Treatment of hypothyroidism consists of oral levothyroxine therapy, accompanied by general supportive care, depending on whatever associated conditions or sequalae are present.¹⁴ However, for the dog in this report, hypothyroidism was diagnosed only after atherosclerosis was found on histopathology of the liver, primarily because of the lack of overt clinical signs consistent with this endocrinopathy. Therefore, the diagnostic and treatment decisions made prior to histopathology findings were based on clinical acumen. A left lateral liver lobectomy was performed given the focal hepatic lesion on abdominal imaging studies and the high degree of certainty that this lesion represented an area of vascular compromise. During surgery, the left lateral liver lobe was enlarged, firm, and dark purple, consistent with necrosis, and histopathology confirmed large numbers of necrotic hepatocytes. These gross and microscopic findings, in conjunction with the marked improvement in the dog’s liver enzymes and clinical signs, confirmed that surgery was the most appropriate clinical decision. It also demonstrated that advanced imaging modalities, such as CT, are effective at diagnosing large, focal vascular lesions within the hepatic parenchyma, thereby suggesting utility in such cases.

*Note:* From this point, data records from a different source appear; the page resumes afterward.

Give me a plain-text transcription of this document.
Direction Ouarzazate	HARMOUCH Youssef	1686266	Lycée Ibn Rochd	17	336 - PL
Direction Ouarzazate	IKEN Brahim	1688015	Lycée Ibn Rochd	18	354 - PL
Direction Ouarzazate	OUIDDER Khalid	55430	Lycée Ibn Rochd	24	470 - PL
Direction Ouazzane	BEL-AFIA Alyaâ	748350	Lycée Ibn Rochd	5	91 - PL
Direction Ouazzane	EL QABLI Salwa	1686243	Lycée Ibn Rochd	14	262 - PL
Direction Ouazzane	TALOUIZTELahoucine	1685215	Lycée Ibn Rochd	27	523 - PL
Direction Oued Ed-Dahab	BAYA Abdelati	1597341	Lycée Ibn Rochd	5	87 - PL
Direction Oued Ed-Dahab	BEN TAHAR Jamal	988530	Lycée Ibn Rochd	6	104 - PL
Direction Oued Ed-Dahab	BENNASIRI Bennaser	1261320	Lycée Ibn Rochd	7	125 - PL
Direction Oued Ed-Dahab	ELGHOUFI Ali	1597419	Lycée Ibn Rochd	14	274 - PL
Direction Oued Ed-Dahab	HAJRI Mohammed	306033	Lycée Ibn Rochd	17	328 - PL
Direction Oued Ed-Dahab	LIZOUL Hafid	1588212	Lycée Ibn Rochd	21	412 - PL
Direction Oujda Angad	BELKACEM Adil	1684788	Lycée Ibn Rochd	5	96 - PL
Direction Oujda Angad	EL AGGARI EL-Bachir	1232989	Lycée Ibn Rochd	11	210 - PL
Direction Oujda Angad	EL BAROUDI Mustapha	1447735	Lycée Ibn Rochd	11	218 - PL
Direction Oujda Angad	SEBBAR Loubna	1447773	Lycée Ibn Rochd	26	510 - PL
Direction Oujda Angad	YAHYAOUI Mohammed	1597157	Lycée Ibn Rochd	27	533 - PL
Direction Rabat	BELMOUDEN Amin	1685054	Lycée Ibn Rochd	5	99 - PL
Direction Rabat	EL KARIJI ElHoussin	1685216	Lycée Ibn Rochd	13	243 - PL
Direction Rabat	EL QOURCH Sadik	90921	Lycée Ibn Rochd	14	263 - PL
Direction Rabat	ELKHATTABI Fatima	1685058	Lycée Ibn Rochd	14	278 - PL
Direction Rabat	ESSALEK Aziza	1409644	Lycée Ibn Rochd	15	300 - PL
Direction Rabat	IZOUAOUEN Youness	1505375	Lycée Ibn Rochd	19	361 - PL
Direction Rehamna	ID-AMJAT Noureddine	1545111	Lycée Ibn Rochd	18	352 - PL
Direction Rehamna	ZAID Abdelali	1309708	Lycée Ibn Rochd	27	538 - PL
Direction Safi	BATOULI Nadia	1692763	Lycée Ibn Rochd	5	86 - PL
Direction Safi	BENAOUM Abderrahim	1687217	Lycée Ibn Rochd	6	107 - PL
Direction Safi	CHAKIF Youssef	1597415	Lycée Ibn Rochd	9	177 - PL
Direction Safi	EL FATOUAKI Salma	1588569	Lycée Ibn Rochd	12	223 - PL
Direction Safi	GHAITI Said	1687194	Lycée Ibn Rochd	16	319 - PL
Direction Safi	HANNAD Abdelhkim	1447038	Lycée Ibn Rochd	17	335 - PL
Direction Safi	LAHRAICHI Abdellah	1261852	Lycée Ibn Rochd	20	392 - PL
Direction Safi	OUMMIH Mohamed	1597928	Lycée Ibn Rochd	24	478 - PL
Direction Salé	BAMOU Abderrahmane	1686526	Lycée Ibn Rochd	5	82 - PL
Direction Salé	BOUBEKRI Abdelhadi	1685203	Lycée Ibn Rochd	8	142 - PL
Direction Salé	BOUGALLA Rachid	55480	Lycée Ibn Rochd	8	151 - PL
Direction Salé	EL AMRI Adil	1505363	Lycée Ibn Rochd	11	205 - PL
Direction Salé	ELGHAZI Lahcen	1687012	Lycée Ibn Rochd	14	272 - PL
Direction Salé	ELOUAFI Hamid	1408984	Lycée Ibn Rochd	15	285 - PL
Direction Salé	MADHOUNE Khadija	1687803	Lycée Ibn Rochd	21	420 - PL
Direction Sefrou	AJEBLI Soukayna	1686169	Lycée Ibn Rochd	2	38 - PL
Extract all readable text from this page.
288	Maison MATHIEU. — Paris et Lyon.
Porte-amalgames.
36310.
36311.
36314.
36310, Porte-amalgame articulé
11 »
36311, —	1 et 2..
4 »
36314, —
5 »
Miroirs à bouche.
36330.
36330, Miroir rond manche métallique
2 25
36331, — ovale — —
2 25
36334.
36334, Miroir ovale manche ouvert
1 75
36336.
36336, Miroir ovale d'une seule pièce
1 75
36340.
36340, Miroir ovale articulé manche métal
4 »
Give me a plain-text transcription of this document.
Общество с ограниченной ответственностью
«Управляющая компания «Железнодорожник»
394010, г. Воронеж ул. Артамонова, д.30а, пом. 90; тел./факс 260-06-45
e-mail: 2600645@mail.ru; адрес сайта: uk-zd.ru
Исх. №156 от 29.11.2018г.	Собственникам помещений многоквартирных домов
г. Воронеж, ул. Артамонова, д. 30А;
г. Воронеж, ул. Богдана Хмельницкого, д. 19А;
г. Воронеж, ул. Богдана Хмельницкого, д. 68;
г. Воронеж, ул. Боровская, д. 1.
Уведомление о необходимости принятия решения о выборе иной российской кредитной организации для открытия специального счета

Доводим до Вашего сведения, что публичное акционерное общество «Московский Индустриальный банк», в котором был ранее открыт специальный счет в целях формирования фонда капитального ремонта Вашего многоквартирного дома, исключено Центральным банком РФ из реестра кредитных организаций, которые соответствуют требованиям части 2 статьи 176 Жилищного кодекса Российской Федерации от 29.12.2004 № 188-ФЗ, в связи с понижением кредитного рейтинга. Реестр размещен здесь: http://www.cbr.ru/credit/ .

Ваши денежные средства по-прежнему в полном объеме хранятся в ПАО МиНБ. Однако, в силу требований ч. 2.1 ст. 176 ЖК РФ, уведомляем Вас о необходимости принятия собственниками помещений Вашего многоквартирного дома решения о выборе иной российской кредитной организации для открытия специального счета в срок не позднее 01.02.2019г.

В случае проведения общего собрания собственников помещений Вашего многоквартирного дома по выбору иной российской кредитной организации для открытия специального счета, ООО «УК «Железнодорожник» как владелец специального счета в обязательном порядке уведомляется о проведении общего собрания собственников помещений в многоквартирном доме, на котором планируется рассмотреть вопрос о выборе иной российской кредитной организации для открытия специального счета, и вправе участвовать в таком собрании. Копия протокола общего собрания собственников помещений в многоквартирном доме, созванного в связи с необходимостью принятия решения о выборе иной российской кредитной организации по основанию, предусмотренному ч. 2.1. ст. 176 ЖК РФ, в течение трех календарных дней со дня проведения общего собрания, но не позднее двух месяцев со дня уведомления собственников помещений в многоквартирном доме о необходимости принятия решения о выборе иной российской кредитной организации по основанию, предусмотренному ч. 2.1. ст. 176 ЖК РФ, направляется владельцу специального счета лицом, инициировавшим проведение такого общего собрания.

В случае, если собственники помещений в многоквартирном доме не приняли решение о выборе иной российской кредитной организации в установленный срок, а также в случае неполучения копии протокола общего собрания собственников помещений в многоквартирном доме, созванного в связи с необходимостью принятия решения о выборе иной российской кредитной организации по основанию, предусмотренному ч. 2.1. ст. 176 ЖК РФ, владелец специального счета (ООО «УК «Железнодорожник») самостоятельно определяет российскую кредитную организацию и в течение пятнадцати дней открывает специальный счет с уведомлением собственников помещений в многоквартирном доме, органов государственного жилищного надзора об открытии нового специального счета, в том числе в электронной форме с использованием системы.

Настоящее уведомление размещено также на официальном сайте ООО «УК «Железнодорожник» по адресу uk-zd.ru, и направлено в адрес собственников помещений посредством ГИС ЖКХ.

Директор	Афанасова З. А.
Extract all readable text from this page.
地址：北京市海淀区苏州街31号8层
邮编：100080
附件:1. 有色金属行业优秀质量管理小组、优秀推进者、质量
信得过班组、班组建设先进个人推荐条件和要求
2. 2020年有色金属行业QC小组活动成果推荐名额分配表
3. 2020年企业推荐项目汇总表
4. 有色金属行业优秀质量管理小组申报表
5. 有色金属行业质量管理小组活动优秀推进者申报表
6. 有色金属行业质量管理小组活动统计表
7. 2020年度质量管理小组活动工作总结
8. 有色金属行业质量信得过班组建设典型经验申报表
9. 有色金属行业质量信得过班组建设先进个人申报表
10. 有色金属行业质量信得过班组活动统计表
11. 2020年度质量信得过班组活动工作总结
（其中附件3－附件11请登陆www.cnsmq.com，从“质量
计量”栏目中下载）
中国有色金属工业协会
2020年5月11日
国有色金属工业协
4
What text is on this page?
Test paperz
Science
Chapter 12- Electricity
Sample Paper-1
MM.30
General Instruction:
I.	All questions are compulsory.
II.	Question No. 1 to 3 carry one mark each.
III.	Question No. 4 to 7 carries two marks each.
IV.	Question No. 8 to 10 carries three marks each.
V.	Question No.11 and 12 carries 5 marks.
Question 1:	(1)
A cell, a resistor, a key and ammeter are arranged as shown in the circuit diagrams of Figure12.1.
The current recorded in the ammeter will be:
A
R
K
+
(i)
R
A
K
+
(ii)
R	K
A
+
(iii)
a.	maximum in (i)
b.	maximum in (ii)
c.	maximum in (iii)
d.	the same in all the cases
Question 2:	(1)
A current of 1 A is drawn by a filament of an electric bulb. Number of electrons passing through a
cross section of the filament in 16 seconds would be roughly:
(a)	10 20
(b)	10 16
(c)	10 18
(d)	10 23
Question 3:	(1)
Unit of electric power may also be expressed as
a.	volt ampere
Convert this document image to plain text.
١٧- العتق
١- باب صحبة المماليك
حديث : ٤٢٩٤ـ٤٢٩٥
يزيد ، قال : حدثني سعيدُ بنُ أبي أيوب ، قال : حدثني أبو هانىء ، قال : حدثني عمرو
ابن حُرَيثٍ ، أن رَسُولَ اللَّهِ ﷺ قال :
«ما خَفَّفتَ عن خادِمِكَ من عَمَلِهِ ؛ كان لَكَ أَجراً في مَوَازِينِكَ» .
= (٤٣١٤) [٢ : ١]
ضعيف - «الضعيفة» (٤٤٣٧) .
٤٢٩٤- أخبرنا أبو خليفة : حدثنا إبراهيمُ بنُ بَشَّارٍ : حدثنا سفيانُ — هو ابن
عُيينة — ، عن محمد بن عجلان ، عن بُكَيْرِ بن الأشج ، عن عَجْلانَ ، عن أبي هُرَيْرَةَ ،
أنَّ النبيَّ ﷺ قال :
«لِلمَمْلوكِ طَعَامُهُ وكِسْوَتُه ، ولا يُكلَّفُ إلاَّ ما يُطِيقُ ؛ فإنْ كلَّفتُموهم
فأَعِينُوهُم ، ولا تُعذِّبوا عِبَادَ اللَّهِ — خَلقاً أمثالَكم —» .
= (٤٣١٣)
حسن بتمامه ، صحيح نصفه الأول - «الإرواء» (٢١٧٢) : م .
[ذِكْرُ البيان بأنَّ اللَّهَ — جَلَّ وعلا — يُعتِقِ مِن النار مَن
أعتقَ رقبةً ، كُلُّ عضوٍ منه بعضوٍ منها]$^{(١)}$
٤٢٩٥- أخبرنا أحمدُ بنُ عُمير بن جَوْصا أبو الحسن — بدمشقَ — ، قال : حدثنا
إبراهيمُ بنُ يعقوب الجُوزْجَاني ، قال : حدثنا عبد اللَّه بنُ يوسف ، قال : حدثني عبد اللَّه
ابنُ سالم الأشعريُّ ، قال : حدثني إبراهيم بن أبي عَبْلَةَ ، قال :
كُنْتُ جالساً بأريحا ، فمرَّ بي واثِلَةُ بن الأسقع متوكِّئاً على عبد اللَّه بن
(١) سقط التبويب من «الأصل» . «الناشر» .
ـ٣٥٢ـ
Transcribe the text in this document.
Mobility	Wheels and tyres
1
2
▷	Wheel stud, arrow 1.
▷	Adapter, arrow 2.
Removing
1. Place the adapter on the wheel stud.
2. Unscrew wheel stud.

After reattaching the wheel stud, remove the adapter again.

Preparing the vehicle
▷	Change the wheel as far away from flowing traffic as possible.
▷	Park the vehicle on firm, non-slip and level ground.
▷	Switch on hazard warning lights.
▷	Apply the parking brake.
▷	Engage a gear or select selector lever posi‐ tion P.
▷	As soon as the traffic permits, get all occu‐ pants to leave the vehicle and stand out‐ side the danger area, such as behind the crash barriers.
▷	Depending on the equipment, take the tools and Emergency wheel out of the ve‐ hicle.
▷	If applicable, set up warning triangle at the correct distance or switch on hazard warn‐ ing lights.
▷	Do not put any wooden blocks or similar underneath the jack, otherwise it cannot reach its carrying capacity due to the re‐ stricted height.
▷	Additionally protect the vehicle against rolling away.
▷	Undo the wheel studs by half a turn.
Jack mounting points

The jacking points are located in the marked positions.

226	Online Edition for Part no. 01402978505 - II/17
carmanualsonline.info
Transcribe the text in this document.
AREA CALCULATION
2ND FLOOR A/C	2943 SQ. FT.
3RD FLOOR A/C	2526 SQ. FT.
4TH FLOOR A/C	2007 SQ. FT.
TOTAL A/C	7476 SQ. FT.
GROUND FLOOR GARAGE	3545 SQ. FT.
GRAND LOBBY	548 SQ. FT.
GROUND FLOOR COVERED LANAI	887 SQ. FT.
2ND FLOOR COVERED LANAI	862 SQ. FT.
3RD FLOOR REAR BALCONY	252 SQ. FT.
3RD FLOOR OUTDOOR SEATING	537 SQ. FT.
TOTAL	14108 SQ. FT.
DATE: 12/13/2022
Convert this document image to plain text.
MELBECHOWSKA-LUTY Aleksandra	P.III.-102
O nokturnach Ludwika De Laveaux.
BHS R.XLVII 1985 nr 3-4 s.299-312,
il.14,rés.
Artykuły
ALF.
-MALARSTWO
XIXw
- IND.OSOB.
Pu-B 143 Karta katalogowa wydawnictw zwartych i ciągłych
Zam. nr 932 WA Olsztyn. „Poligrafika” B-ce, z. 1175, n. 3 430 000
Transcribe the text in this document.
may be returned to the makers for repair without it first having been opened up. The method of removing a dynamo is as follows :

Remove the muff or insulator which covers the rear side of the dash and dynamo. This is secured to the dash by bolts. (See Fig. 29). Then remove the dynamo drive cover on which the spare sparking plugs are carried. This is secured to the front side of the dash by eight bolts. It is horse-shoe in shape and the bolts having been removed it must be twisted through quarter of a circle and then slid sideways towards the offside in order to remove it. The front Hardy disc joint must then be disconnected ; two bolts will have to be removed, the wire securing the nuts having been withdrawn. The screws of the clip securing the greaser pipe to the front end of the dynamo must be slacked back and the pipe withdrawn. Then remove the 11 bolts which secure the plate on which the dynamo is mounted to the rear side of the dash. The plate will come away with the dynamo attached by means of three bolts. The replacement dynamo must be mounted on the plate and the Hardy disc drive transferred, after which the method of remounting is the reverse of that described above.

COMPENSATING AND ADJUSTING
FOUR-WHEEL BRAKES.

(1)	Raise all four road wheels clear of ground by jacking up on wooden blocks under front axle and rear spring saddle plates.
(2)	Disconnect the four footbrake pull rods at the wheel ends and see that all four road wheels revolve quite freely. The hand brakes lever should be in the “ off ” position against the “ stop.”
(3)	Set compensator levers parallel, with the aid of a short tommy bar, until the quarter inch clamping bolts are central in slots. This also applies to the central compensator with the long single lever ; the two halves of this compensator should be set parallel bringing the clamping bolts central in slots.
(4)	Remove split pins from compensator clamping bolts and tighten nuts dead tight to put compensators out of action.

Based on the biochemical abnormalities, thyroid function tests, and histopathologic findings, primary hypothyroidism was unequivocally diagnosed in this case. Twice daily oral levothyroxine therapy was promptly initiated. At the 2 wk recheck following diagnosis, both ALT and ALP were within their respective reference intervals. This is particularly interesting given that occlusive atherosclerosis was also found on histopathology of the grossly normal right medial liver lobe, indicating that the dog’s lesions were not confined only to the surgically removed left lateral liver lobe. As demonstrated by the liver enzyme normalization, restoration of euthyroidism appears to result in a reversal of hypothyroidism-induced atherosclerosis in the liver. Likewise, this positive response to thyroid hormone supplementation is described in dogs suffering from a multitude of neurologic signs secondary to hypothyroidism-induced occlusive atherosclerosis.^5,6 Unlike older reports, the findings of Vitale et al., Higgins et al., and this case report demonstrate that dogs with clinical signs related to atherosclerosis can survive with appropriate and prompt treatment.^2,5,6,10

In addition to the hepatic changes, a biliary mucocele was found on abdominal imaging studies. Based on the liver enzyme pattern and lack of hyperbilirubinemia, it was not suspected to have played a primary role in the dog’s clinical signs. However, given the ultrasonographic appearance, surgical removal was decided upon to prevent future clinical problems such as obstruction or rupture. In retrospect, the presence of a biliary mucocele was not surprising, because it is associated with hypothyroidism.^8,15

Conclusion

To the author’s knowledge, this is the first report of an acute hepatopathy secondary to vascular occlusive disease caused by hypothyroid-induced atherosclerosis. Thus, finding atherosclerosis on hepatic histopathology should prompt a diagnostic investigation for hypothyroidism, and likewise atherosclerosis should be included as a differential diagnosis for acute hepatocellular liver enzyme elevation. Prompt restoration of euthyroidism can lead to a full recovery and prolonged survival. Abdominal imaging studies can be particularly useful for identifying vascular compromise of a liver lobe, and surgery to remove such pathology is beneficial.